Wiggins started to notice himself turning a corner by the end of his second season, and particularly the beginning of last year. He played in 78 of 82 games before signing a five-year, $57 million extension. The ball was in his hands more. Wiggins steered transition offense. “I wasn’t afraid of those moments,” he said. He could be finally be a playmaker — even if he isn’t the playmaker.

Those duties fall to 2025 league Most Valuable Player Gilgeous-Alexander, Holmgren, Jalen Williams and Dort. To quote the last star to bring Oklahoma City to the Finals, “It’s a wings league.” And this Thunder team has plenty of them.

That means Wiggins’ playing time can be matchup dependent. Or within the flow of a rotating bench cast that includes situational difference makers such as Alex Caruso and Cason Wallace. The minutes column of his game log fluctuates frantically. What makes Wiggins so valuable, in Gatlin’s eyes, is his ability to clean the plate no matter how much food he gets.

“Man, it’s probably one of the toughest jobs in the NBA — outside of being a primary guy who’s supposed to score 30 and 40 a night,” Wiggins said. “It’s a tough job. … By all means, it’s a lot. Emotionally and mentally. You got to be able to withstand the ups and downs of the season.”

Some nights it’s 15 minutes on the floor. Others, it’s 29 off the bench. Maybe 18 as a starter. Thirty without starting. Five minutes two games later. Then 33 as a starter a couple nights after that.

Embracing that role is the reason Wiggins stuck around. The Thunder drafted four players in 2021. Wiggins was last. He’s the only one still in Oklahoma City, living out the fruits of a laborious rebuild.

Oklahoma City Thunder wing and former Terp Aaron Wiggins with his high school coach Keith Gatlin, whose advice in 2021 put Wiggins on the path to a contributing role for one of the best seasons seasons by a team in NBA history. (Courtesy: Keith Gatlin)
Thunder wing and former Terps star Aaron Wiggins poses with his high school coach Keith Gatlin, whose advice in 2021 put Wiggins on the path to a contributing role for one of the best seasons seasons by a team in NBA history. (Courtesy of Keith Gatlin)

In February, he scored a career-high 41 points on six 3-pointers. He was a crucial shot creator in Games 2 and 4 of the Western Conference semifinals against the Denver Nuggets, embracing a lesser role at other points of the playoff run. Gatlin knew those moments would come if he stayed patient.

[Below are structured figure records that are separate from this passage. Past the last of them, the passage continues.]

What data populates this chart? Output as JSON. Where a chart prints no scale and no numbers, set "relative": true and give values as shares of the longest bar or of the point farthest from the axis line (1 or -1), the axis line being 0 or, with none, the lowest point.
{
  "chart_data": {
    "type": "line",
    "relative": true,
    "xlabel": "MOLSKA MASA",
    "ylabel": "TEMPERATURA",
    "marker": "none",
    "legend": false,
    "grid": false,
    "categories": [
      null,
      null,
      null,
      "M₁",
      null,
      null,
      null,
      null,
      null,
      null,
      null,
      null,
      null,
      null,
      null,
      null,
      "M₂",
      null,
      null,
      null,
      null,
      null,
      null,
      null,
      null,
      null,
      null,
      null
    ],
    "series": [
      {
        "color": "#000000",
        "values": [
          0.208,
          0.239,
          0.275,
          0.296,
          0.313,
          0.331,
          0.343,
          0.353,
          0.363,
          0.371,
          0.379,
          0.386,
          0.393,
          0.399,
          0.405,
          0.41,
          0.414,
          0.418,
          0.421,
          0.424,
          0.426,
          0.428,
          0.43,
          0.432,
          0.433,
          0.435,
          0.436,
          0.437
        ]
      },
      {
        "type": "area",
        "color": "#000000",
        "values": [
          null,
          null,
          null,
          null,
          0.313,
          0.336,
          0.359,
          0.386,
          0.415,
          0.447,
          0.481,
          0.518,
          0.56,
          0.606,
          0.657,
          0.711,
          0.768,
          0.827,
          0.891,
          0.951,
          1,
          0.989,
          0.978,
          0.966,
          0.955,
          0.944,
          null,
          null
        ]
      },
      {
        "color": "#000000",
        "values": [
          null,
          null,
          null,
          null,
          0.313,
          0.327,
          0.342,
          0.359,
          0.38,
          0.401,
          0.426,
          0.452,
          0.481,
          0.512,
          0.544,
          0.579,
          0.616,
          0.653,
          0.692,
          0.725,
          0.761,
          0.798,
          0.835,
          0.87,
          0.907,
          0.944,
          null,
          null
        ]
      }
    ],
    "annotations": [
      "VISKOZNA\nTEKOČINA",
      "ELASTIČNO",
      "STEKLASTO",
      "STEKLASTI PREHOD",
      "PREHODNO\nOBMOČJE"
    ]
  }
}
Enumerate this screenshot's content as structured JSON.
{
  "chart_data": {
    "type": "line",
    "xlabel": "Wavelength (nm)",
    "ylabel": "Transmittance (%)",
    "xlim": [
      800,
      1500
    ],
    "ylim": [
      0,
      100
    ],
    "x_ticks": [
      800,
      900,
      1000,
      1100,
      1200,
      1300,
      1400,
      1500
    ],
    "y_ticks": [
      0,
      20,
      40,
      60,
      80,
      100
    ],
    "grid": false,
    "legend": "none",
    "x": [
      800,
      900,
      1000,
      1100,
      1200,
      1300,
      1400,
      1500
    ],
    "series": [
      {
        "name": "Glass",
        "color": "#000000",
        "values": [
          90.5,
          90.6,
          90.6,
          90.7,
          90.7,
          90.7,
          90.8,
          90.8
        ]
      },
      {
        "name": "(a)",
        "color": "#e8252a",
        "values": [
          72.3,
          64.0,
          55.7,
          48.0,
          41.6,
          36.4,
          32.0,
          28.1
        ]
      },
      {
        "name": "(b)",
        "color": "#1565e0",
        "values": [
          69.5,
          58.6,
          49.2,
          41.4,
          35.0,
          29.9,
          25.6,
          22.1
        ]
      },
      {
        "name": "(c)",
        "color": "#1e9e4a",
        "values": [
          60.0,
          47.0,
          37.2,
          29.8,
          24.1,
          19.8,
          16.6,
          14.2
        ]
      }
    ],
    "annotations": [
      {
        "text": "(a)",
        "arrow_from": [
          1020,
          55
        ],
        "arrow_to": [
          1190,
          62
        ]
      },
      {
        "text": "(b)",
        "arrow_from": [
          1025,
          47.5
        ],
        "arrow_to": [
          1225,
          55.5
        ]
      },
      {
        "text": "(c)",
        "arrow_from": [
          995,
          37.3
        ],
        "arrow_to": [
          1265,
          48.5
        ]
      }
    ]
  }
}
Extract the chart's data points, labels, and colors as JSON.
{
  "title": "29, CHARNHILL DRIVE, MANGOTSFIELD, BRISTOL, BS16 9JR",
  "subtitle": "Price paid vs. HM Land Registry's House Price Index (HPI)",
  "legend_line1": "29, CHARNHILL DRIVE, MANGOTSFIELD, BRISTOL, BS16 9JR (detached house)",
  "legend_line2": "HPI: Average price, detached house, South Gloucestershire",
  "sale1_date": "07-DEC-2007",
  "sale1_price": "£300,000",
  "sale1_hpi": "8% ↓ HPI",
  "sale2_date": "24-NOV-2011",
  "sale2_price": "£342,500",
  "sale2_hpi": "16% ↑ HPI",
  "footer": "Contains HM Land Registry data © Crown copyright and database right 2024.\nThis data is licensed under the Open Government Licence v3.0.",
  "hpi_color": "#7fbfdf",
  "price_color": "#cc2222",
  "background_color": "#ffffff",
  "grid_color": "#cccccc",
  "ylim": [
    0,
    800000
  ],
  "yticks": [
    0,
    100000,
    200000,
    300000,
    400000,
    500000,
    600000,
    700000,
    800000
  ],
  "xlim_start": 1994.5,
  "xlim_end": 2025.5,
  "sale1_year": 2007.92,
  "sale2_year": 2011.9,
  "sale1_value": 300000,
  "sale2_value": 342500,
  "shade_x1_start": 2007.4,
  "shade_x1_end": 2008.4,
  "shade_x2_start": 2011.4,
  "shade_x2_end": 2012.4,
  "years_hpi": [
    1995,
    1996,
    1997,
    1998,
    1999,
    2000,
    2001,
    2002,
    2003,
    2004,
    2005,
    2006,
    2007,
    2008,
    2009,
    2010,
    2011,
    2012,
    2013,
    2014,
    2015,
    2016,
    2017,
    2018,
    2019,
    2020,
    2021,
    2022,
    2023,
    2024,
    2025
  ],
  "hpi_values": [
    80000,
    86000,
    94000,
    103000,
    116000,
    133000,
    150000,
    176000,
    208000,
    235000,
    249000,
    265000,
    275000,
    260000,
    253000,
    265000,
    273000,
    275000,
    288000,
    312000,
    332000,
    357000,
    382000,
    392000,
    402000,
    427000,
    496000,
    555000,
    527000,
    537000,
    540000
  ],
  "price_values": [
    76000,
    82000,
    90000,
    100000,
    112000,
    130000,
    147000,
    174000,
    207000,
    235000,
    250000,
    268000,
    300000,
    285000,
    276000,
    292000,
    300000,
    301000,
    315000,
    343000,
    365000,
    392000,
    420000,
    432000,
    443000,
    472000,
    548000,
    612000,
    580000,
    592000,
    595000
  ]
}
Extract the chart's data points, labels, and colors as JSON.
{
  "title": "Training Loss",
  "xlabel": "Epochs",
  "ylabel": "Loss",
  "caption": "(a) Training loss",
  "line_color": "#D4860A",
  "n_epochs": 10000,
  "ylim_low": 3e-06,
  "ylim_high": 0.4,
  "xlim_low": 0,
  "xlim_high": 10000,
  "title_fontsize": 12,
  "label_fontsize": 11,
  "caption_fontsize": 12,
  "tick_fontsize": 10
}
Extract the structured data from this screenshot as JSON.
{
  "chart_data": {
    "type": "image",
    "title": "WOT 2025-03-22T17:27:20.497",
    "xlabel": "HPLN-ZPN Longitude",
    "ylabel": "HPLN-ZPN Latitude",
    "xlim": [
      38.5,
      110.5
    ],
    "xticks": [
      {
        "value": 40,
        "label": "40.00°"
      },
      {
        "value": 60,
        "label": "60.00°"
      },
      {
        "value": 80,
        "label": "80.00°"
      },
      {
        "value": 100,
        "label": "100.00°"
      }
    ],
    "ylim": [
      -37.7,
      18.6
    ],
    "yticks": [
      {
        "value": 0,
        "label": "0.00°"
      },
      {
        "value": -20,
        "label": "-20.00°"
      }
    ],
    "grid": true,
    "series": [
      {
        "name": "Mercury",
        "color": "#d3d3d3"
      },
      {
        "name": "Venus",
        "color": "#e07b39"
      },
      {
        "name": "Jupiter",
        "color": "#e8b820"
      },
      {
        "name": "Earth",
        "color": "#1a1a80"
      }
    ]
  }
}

“If you get drafted 55, the percentages say you not gon’ be there,” Gatlin said. “The percentages say he might get a cup of coffee and he might be gone.”

Rather, his 274 games of service time entering the Finals are the most by a player picked No. 55 overall since 2011. Only one other player came close from the same pick, the four-year career of 2013 draftee Joffrey Lauvergne who then pivoted overseas.

When Wiggins was drafted, the Thunder fan base wrapped their arms around the sixth-to-last pick. It would have been easy to miss for anyone not privy to the niche corner of Oklahoma City sports X and Reddit circles. But a silly meme gripped those rooting through the team’s rebuild.

It reads, “Aaron Wiggins saved basketball” overlaying a picture from his Terps days.

An investigative piece in The Oklahoman tracked down the high schooler who, half asleep at his home in West Virginia, created the meme on his phone shortly after the 2021 draft then posted it to his fan account. No one is quite sure what it means. Not even the kid whose brain it came from. But any chronically online Thunder fan will deadpan — or wax poetically — that the sport was on the brink of extinction (it wasn’t) before Wiggins arrived.

“I’m literally just Aaron Wiggins,” he told reporters.

To solidify a career at the highest level, that’s all he ever had to be.